Sawyer grins like they announced Super Bowl is now a monthly event while Blake rolls his eyes and, sighing, pulls out his wallet from his back pocket, fishes out a twenty and slams it on Sawyer's outstretched palm.

"No," Xander says before my brain can compute. "You didn't. You bet on us?"

I can feel my eyes grow large.

Blake has the decency to look at the floor, his shoes suddenly fascinating.

Sawyer's still grinning. "Come on, man. Easiest money I've ever made."

I'm just about to tell him where to shove it when Xander's hand shoots forward, and he points an accusatory finger at Blake. "You!"

Blake looks down, but the corner of his mouth twitches, Xander's antics apparently worth every last buck of the twenty. Xander doesn't fail to notice. "You. You motherfucking—"

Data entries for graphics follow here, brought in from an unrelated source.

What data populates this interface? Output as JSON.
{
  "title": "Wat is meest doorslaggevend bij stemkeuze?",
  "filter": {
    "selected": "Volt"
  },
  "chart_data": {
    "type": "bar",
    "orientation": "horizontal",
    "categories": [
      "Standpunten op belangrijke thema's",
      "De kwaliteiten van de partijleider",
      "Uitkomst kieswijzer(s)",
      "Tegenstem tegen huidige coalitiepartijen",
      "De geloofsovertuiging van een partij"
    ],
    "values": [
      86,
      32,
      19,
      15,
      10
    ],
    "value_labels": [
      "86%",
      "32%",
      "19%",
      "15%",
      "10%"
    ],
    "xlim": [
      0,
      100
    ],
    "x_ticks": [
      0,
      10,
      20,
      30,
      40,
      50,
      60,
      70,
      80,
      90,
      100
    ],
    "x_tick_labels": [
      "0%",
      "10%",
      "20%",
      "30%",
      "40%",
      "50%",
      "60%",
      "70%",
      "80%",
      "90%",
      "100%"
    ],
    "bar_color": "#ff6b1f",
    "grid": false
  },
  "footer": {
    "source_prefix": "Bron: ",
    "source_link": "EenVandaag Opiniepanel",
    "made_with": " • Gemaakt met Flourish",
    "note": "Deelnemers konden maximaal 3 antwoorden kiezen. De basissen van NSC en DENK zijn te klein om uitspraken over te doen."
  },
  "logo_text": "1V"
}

They're gone before he can come up with a noun, and the second the last heel disappears around the corner, Xander turns to face me, his expression changing from murderous to a whole different type of intense almost instantly, and it's the first time tonight, hell, first time in days when I see him, really see him without the ugly mask of anger he's been hiding behind.

"So, I was thinking." His voice drops an octave and is now smooth and heavy as he steps closer, as close as he can get without physically touching me. "Would you like to continue hating me at my place?"